Untuk mengevaluasi kelayakan proses pada skala yang lebih tinggi, 1 kg batch
diproduksi pada kondisi proses yang optimal. Pengambilan sampel dilakukan setiap
15 menit dan dianalisis dengan XRPD. Semua sampel menunjukkan kemurnian
kristal yang konsisten, yang menunjukkan kelayakan proses komersialisasi. Sampel
dipantau stabilitas fisiknya menggunakan XRPD selama 6 bulan pada kondisi
ambien. Tidak ada perubahan dalam pola XRPD yang diamati, menunjukkan
stabilitas penyimpanan yang baik. Baru-baru ini, HME telah mendapatkan
popularitas sebagai alat granulasi kontinu untuk obat-obatan basah, serta granulasi
lelehan bebas pelarut (38).
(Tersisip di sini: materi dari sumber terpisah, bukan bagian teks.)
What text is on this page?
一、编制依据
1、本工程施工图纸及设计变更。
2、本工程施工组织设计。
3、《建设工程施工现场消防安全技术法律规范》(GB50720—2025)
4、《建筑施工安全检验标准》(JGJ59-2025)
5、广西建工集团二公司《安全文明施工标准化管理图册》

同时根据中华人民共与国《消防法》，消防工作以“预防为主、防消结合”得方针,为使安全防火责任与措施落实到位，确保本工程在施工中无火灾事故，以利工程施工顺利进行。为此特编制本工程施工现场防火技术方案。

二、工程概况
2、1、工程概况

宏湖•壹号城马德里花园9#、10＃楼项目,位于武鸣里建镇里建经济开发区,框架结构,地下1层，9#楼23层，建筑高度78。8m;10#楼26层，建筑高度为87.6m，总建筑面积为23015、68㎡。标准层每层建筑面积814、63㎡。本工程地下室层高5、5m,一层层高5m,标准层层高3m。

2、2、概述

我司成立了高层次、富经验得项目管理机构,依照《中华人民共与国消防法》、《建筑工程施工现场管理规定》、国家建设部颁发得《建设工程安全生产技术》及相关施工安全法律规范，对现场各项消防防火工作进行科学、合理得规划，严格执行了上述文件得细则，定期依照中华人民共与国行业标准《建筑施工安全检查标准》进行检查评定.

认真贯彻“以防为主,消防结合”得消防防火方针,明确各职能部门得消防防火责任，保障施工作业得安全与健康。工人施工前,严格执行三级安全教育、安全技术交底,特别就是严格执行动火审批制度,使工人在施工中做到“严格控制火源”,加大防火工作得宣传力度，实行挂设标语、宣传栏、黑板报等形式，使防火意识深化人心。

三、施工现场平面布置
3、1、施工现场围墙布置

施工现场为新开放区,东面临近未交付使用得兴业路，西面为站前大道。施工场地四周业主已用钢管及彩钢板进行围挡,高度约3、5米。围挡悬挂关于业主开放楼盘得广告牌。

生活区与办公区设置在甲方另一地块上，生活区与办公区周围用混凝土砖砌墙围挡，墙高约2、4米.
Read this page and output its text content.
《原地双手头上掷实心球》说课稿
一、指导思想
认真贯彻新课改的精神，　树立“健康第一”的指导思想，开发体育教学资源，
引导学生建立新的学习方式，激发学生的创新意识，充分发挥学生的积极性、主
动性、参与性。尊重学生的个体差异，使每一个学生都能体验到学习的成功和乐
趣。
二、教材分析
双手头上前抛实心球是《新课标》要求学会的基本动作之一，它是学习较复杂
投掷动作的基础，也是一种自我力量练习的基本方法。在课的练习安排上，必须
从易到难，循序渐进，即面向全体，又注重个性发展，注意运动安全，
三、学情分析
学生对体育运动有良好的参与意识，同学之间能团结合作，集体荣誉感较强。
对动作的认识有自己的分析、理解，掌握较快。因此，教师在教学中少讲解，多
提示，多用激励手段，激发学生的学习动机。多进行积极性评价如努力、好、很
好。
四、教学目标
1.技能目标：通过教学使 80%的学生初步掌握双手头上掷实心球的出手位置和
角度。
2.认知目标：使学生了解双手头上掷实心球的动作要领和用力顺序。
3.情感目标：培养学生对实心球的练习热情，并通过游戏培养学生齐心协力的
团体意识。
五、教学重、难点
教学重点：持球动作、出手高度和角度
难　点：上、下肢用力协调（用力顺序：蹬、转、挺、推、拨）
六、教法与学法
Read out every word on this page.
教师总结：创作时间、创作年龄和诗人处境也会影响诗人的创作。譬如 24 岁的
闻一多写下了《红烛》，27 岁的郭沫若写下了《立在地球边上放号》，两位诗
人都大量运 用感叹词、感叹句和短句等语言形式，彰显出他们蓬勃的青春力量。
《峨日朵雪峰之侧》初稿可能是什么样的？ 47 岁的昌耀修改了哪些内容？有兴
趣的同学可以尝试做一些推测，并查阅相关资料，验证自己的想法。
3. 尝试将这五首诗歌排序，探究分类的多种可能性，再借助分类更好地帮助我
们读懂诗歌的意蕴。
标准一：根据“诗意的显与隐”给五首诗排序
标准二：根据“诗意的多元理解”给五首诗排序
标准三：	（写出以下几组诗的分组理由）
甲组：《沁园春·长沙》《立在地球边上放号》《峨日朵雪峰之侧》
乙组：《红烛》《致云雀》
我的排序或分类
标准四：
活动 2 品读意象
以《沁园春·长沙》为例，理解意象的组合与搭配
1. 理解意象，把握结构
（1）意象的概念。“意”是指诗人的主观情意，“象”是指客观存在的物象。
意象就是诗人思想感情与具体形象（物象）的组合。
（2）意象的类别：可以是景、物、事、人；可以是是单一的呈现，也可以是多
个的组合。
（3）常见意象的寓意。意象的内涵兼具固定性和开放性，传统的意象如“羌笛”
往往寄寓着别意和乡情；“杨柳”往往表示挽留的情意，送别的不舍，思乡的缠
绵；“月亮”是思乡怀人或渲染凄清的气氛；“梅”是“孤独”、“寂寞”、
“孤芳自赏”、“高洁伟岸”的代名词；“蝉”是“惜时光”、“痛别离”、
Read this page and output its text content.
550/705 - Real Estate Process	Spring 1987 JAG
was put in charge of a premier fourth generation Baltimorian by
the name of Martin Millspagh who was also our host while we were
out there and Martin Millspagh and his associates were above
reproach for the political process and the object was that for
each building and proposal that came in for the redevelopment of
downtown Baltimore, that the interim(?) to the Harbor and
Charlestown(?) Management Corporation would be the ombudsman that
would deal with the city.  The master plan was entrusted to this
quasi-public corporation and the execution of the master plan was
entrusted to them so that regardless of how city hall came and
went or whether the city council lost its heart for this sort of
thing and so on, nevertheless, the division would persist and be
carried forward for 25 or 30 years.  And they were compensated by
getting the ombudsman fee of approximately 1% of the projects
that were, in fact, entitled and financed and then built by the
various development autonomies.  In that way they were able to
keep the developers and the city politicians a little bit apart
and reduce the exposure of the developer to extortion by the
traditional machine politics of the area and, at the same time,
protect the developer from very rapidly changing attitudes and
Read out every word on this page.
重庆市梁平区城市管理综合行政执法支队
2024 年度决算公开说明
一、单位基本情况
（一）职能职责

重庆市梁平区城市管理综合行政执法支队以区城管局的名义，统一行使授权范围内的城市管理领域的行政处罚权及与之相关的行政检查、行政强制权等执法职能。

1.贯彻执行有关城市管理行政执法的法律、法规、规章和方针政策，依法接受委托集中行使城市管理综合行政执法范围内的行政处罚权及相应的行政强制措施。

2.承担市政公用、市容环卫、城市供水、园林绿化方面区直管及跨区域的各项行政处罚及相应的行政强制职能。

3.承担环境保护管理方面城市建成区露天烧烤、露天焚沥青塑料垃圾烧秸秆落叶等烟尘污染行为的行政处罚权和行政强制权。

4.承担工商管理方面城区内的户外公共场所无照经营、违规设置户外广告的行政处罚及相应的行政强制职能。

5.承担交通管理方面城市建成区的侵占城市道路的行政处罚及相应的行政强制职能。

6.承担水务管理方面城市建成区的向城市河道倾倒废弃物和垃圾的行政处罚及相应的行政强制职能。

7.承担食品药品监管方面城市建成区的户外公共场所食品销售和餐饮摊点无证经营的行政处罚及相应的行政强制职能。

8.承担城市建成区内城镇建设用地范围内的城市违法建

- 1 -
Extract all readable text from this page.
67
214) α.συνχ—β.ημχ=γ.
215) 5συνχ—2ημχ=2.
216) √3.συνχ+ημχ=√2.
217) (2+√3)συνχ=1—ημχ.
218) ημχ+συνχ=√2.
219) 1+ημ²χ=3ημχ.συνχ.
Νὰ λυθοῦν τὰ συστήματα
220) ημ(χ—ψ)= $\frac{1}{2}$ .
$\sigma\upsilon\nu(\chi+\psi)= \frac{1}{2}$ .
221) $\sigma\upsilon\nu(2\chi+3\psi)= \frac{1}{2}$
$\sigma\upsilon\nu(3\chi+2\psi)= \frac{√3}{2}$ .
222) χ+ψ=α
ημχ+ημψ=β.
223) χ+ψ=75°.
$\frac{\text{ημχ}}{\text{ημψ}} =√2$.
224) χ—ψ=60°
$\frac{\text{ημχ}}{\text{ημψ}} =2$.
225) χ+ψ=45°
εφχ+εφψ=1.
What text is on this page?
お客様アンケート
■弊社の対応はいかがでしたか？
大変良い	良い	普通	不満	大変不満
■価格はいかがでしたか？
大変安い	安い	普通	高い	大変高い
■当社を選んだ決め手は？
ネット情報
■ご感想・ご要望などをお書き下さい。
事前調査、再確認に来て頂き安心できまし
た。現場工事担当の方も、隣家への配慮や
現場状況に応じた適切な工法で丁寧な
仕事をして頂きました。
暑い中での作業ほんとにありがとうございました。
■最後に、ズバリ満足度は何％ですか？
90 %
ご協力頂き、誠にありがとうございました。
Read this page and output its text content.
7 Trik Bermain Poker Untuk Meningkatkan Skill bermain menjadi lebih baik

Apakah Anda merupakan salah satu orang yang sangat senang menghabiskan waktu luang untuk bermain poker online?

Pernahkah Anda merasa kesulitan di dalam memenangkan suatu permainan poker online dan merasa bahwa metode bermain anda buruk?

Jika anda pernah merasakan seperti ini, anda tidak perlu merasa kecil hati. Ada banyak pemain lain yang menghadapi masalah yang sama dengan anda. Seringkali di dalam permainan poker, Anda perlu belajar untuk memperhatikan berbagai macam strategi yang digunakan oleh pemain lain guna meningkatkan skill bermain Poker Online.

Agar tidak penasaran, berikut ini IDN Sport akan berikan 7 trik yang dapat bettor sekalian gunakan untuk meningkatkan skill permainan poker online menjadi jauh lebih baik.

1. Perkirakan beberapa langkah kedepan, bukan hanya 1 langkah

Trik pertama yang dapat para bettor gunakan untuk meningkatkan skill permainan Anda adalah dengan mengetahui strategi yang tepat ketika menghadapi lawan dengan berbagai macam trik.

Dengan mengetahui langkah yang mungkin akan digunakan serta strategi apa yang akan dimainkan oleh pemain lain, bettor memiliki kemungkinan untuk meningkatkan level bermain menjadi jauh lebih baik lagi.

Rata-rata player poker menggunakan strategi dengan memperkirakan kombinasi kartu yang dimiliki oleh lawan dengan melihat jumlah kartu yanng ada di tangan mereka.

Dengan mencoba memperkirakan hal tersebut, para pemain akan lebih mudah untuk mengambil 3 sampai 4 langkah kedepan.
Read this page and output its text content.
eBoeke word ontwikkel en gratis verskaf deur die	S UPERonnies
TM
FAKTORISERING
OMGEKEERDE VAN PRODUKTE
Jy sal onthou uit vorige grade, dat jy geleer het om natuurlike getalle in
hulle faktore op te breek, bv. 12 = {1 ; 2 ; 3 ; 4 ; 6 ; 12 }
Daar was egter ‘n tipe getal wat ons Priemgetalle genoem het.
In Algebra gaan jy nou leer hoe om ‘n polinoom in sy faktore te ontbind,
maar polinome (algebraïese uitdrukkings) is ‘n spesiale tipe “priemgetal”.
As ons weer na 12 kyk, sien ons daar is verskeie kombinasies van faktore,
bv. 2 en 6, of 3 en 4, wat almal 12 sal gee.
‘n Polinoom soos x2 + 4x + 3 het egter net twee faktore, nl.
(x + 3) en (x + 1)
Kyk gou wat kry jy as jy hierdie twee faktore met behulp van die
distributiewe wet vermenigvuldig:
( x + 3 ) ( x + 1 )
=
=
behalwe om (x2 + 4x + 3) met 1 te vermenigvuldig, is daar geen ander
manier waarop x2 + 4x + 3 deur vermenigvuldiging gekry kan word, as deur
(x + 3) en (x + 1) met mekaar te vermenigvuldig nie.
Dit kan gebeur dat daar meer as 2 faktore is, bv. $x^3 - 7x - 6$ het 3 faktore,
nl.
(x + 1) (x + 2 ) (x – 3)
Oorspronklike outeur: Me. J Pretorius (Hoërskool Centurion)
Komersialisasi yang sukses dari berbagai produk ekstrusi
lelehan, termasuk Kaletra® (Ritonavir dan Lopinavir dalam larutan padat) oleh
laboratorium Abbot, Gris-PEG® (Griseofulvin – polyethylene glycol-dispersion)
dan Cesamet® (Nabilone-PVP), telah memvalidasi signifikansi komersial teknologi.
Mempertimbangkan keunggulan dan kesuksesan komersial dari teknologi dasar,
kristalisasi berkelanjutan oleh HME memiliki potensi besar.